HIGH numbers of coronavirus cases are likely to see the NHS have to deal with a “substantial wave of hospitalisations” in the first two months of 2022, an expert has warned.
Professor James Chalmers, a consultant respiratory physician at Dundee University’s school of medicine, warned the health service is already “under massive pressure, even taking Covid to one side”.
But with record numbers of cases now being recorded in the UK and in Scotland – where 16,857 new infections were announced on Thursday – Professor Chalmers said he is “really concerned” about the impact this will have on the NHS.
Despite progress being made over the last 12 months with vaccination and more treatments for Covid becoming available, the arrival of the new, rapidly spreading Omicron variant has resulted in a situation that the expert said “unfortunately feels very similar to last year”.
READ MORE: How Omicron restrictions will affect New Year's Eve across the UK's nations
Speaking on BBC Radio Scotland’s Good Morning Scotland programme, Professor Chalmers said: “At the moment through December we have seen very high case numbers, as we did last year, and we only started to see that feed through in Scotland to very high numbers in hospital in the later part of December and the early part of January.
“We’re starting to see an increase in the number of people in hospital in Scotland, we’re above 800 people in hospital at the moment with coronavirus, nationally hospital admissions have risen by 61% across the UK.
“So there are unfortunately similarities with last January. We are expecting, based on Government modelling, a substantial wave of hospitalisations through January and February.”
While he said Omicron “does seem to be a bit of a different beast”, with less severe illness meaning people stay in hospital for a shorter period of time, Professor Chalmers added: “Unfortunately the number of cases are so high the sheer volume of cases may cancel out any reduction in severity that we are seeing with this virus.”
Coronavirus isolations also mean “there’s a lot of staff absences, there’s a lot of gaps in rotas”, he said.
Chalmers continued: “There’s a lot of pressure on people to adapt to sudden changes in work responsibilities because so many people at the moment are having to isolate.
“There is a very high workload of what you would call routine winter care, non-Covid care, because people haven’t stopped becoming ill and this year we haven’t had a lockdown, which means things like other circulating viruses have not reduced and not gone away.
“So the NHS is under massive pressure, even taking Covid to one side.
“Then there has been a persistent pressure from Delta and now from Omicron of continuous hospital admission. So the NHS is really struggling at the moment and I am really concerned about how it is going to fare when the hospitalisation numbers for Covid really increase in January and February.”
With the peak in hospitalisations not expected to hit until “about a month from now”, Professor Chalmers told how the NHS is struggling with absences and an “exhausted” workforce who have “battled this virus for two years”.
As a result, he said: “I really do think we need to take every measure we can to protect the NHS over the next couple of months.”

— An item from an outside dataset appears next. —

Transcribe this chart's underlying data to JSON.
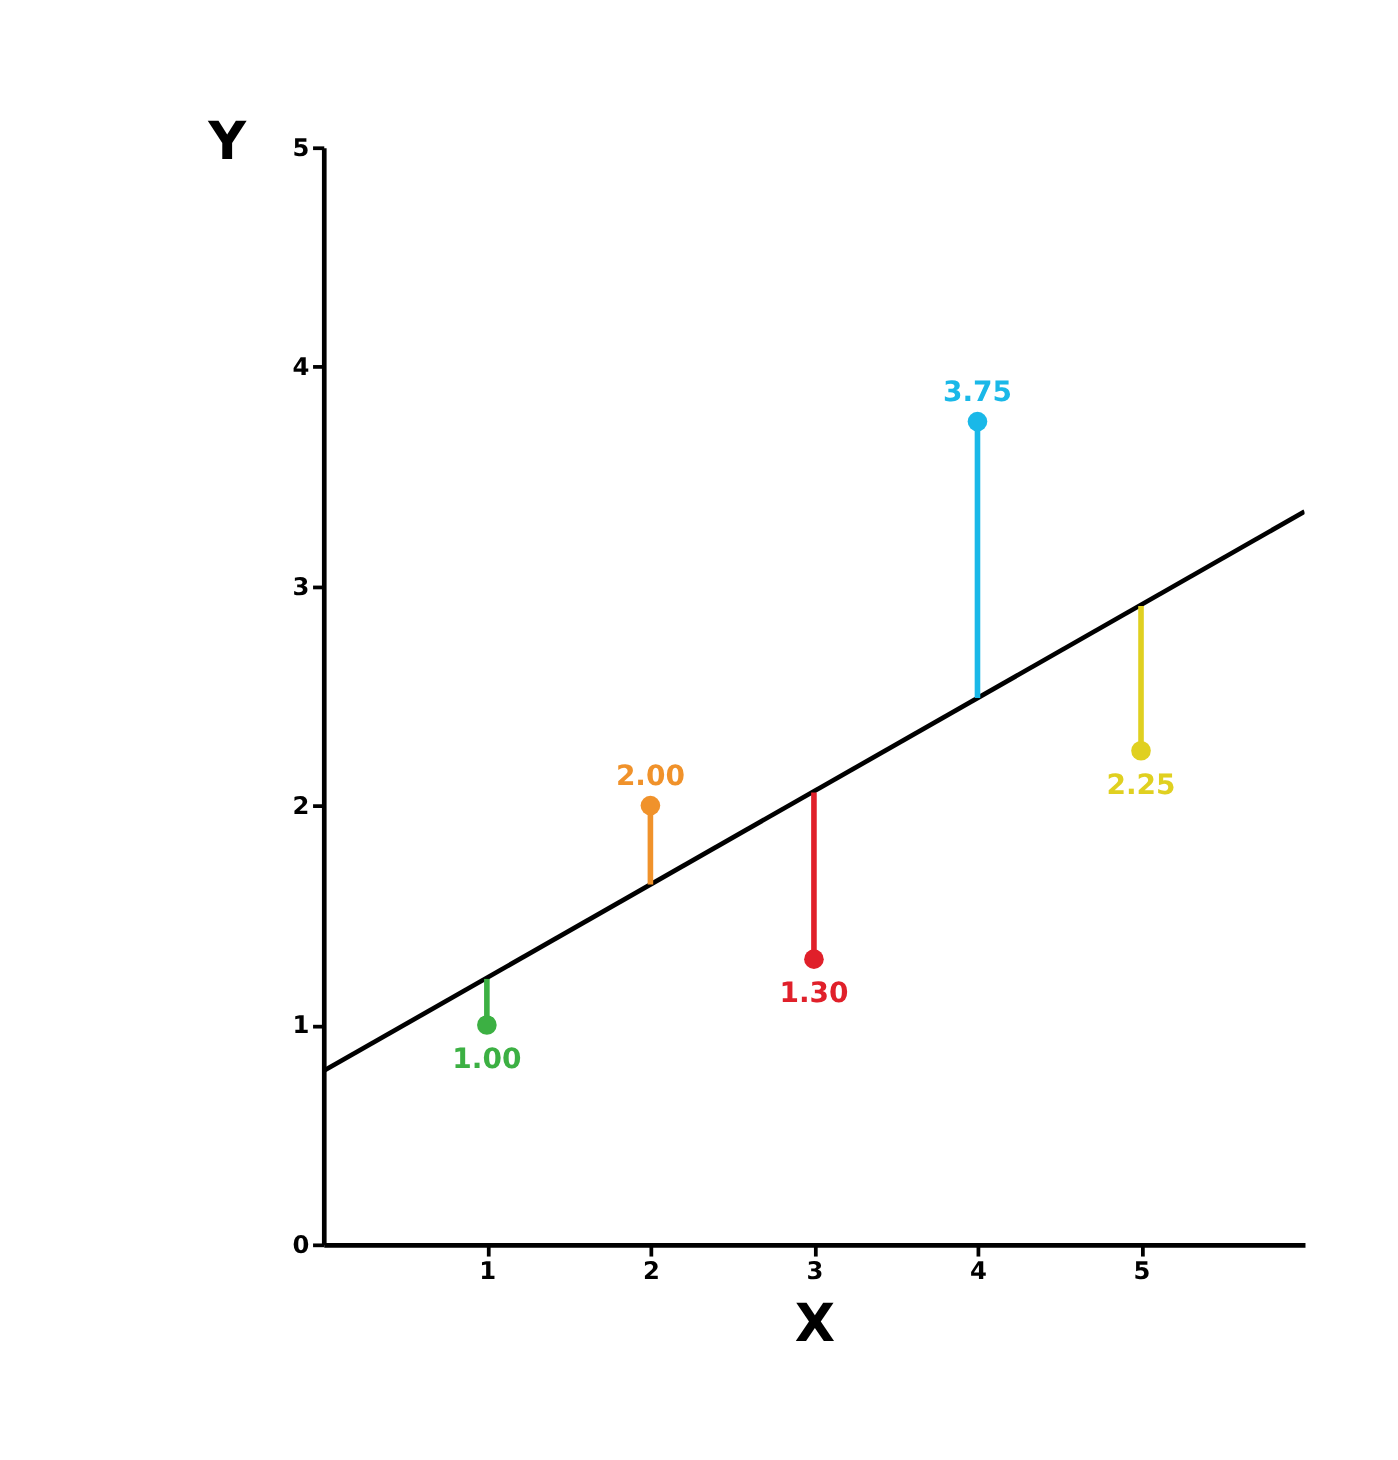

Interactive map: The 13 Scottish areas with record-high Covid cases
He urged Scots to comply with restrictions to cut socialising and stay at home as much as possible, even over the new year period.
But despite warning the health service faces a “really difficult beginning of the year”, Professor Chalmers added he is “hoping for a much brighter future”.

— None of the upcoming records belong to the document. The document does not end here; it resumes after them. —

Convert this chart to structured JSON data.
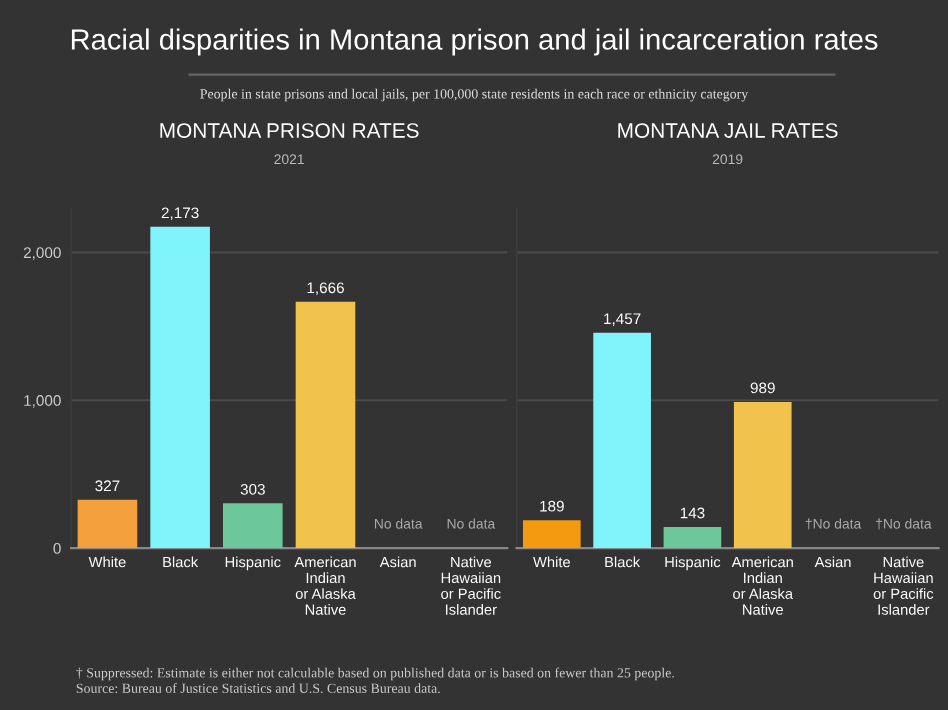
{
  "chart_data": [
    {
      "type": "bar",
      "title": "MONTANA PRISON RATES",
      "subtitle": "2021",
      "categories": [
        "White",
        "Black",
        "Hispanic",
        "American\nIndian\nor Alaska\nNative",
        "Asian",
        "Native\nHawaiian\nor Pacific\nIslander"
      ],
      "values": [
        327,
        2173,
        303,
        1666,
        null,
        null
      ],
      "colors": [
        "#f4a03c",
        "#80f4fb",
        "#6cc79a",
        "#f2c34c",
        "#888888",
        "#888888"
      ],
      "value_labels": [
        "327",
        "2,173",
        "303",
        "1,666",
        "No data",
        "No data"
      ],
      "ylim": [
        0,
        2300
      ],
      "yticks": [
        {
          "value": 0,
          "label": "0"
        },
        {
          "value": 1000,
          "label": "1,000"
        },
        {
          "value": 2000,
          "label": "2,000"
        }
      ],
      "grid": "y",
      "annotations": [
        "Racial disparities in Montana prison and jail incarceration rates",
        "People in state prisons and local jails, per 100,000 state residents in each race or ethnicity category",
        "† Suppressed: Estimate is either not calculable based on published data or is based on fewer than 25 people.\nSource: Bureau of Justice Statistics and U.S. Census Bureau data."
      ]
    },
    {
      "type": "bar",
      "title": "MONTANA JAIL RATES",
      "subtitle": "2019",
      "categories": [
        "White",
        "Black",
        "Hispanic",
        "American\nIndian\nor Alaska\nNative",
        "Asian",
        "Native\nHawaiian\nor Pacific\nIslander"
      ],
      "values": [
        189,
        1457,
        143,
        989,
        null,
        null
      ],
      "colors": [
        "#f39a10",
        "#80f4fb",
        "#6cc79a",
        "#f2c34c",
        "#888888",
        "#888888"
      ],
      "value_labels": [
        "189",
        "1,457",
        "143",
        "989",
        "†No data",
        "†No data"
      ],
      "ylim": [
        0,
        2300
      ],
      "yticks": [
        {
          "value": 0,
          "label": null
        },
        {
          "value": 1000,
          "label": null
        },
        {
          "value": 2000,
          "label": null
        }
      ],
      "tick_labels": "x",
      "grid": "y"
    }
  ]
}
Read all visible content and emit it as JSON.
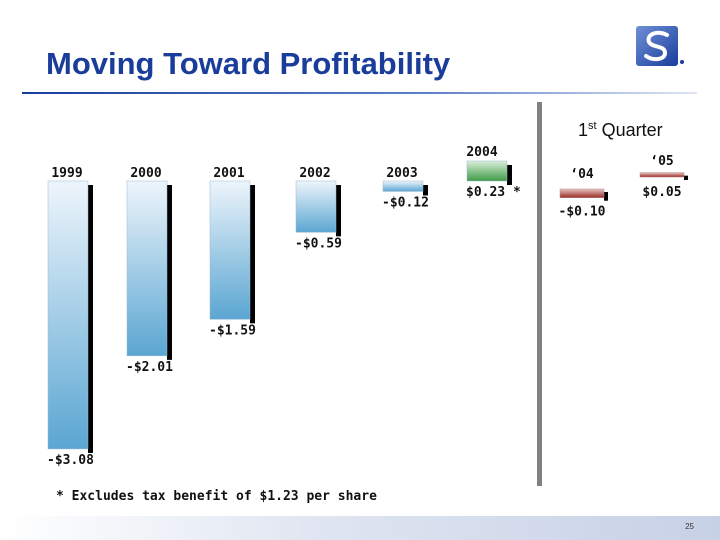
{
  "slide": {
    "title": "Moving Toward Profitability",
    "page_number": "25",
    "footnote": "* Excludes tax benefit of $1.23 per share",
    "quarter_label": "1st Quarter",
    "quarter_label_main": "1",
    "quarter_label_sup": "st",
    "quarter_label_rest": " Quarter",
    "logo_icon": "company-s-logo-icon"
  },
  "chart_data": [
    {
      "type": "bar",
      "title": "",
      "categories": [
        "1999",
        "2000",
        "2001",
        "2002",
        "2003",
        "2004"
      ],
      "values": [
        -3.08,
        -2.01,
        -1.59,
        -0.59,
        -0.12,
        0.23
      ],
      "value_labels": [
        "-$3.08",
        "-$2.01",
        "-$1.59",
        "-$0.59",
        "-$0.12",
        "$0.23 *"
      ],
      "colors": {
        "negative": "#5aa6d2",
        "positive": "#3f9b47"
      },
      "grid": false,
      "legend": "none"
    },
    {
      "type": "bar",
      "title": "1st Quarter",
      "categories": [
        "‘04",
        "‘05"
      ],
      "values": [
        -0.1,
        0.05
      ],
      "value_labels": [
        "-$0.10",
        "$0.05"
      ],
      "colors": {
        "negative": "#9a2a24",
        "positive": "#9a2a24"
      },
      "grid": false,
      "legend": "none"
    }
  ]
}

He said: “I do genuinely believe we are closer to the end of this pandemic than the beginning in terms of where we are in Scotland, we have better treatments, we have vaccines, I believe the Omicron wave will pass and there will be a very high level of immunity within the population.
“Whether other variants will emerge I don’t know, it is very likely that they will but they may well be still prevented from causing severe disease by the amount of immunity that has been built up in the population.”